02-15-2001, 05:43 PM #5LT.MikeAFDFirehouse.com Guest
I work for a small dept. that has only just recently gone to the ppv. For years we only had the small fan that you hung in the doorway after the fire was out. Lately we have used the ppv and there are some mixed emotions about it,my advice is,Make sure you have the adequate manpower and water to extinguish the fire once you set the fan up. The resulting influx of fresh air will most certainly intensify the fire.I remember the first fire we tried it on, my partner and I made entry while the vent crew were setting up the fan and taking out windows in the back of the residence. Visibility upon entry was zero, within a matter of seconds after the fan was set up in the front door you could see almost everything, the seat of the main fire in front of us, the small fires to the sides of us, the fire over us, the fire behind us, and it was all growing larger and larger, oh and did I mention our shift captain that was standing right behind my shoulder saying "This thing really works". I dont condone his actions, but the truth is the fire was extinguished more quickly, with less water,because we could actually see the fire, and no steam burns. If it had been a rescue situation it would have been much easier to find a victim with the majority of the smoke and heat being blown out the back window.
02-16-2001, 06:14 PM #6SubukFirehouse.com Guest
Thanks for your replies and advice. I'll look forward to receiving the email addresses. Any other FF's with similar experiences?
02-16-2001, 10:19 PM #7woody1973Firehouse.com Guest
I have only been on this dept for about a year and our chief refuses to even buy a ppv. For the reasons stated earlier. However my previous dept used positive pressure in conjuncion(sp.) with the first attack and it worked great. You will never realize the differance until you use it in that capacity.
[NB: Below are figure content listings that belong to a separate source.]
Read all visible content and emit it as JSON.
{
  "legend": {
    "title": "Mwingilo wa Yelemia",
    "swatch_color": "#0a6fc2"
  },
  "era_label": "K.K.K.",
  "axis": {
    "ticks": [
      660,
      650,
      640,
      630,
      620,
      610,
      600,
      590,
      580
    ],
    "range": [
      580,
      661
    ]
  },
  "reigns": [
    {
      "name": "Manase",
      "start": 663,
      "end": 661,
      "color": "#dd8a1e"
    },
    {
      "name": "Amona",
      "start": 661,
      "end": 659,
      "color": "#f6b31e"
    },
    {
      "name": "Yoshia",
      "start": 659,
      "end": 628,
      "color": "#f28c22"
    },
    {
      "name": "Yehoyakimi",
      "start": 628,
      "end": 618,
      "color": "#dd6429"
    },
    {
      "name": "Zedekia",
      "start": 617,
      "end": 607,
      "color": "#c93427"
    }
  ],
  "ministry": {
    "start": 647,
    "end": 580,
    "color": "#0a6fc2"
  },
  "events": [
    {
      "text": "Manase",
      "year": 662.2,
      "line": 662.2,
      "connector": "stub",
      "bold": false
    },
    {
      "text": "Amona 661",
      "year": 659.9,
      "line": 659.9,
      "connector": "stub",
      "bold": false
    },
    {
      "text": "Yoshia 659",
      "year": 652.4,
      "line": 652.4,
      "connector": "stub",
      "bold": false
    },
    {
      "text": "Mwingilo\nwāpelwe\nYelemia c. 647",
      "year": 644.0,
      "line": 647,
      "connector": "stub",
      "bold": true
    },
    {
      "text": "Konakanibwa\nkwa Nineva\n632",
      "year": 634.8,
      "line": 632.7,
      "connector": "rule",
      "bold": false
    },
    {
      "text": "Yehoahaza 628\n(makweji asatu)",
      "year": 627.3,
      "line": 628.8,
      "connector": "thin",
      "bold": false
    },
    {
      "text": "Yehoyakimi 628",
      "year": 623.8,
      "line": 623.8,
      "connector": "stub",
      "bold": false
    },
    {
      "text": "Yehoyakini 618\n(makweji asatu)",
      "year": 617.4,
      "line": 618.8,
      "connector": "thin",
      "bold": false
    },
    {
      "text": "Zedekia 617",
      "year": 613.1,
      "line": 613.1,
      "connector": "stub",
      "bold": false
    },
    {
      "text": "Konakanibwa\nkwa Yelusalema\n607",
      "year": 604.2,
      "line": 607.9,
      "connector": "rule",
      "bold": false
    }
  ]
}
It will not produce any more problems that continued training and on the job experience wont fix.
just my opinion, please take it as that
[This message has been edited by woody1973 (edited 02-16-2001).]
02-17-2001, 09:49 AM #84ironFirehouse.com Guest
I've used/taught PPV for 15 years.I've found PPV with fire attack very useful.The important issues to remember in its use are many:
1) Resources-How many companys are/will be on scene after the first due?It takes a well coordinated attack to safely implement PPV with fire attack.
2)Building construction-Like any ventilation technique,different types of buildings should be vented in different ways.We don't use PPV,for example,in balloon frame construction,spreading the fire is too likely.
3)Fire extent/location-PPV/attack it is critical to know/anticipate the fires travel.PPV/attack works best(safest)on fires where the seat is near to an 'exhaust opening'.And always open that 'exhaust opening'first,with water soon to follow.
4)Timing-With any fire,ventilation will/may intensify a fire.(remember the definitions of ventilation-out with the bad air,in with the good air-and fire always likes good air)PPV/attack must have rapid sequence,open it,blow it,fight it.It doesn't take long to partially clear the path to the seat of the fire.After all,that's a main reason to use it,get to the seat fast,and protect occupants that are trapped.
5)Training-without it it's a very dangerous tool.It is after all just another tool in the fire service,different fires require different tools.
Good luck/stay safe
02-20-2001, 10:04 AM #9ThickSmoke3Firehouse.com Guest
As long as I have been on the dept. I don't remember ever using PPV on the fires that I've been on. If you have the manpower and water it would make good sense to use it, if the situation called for it.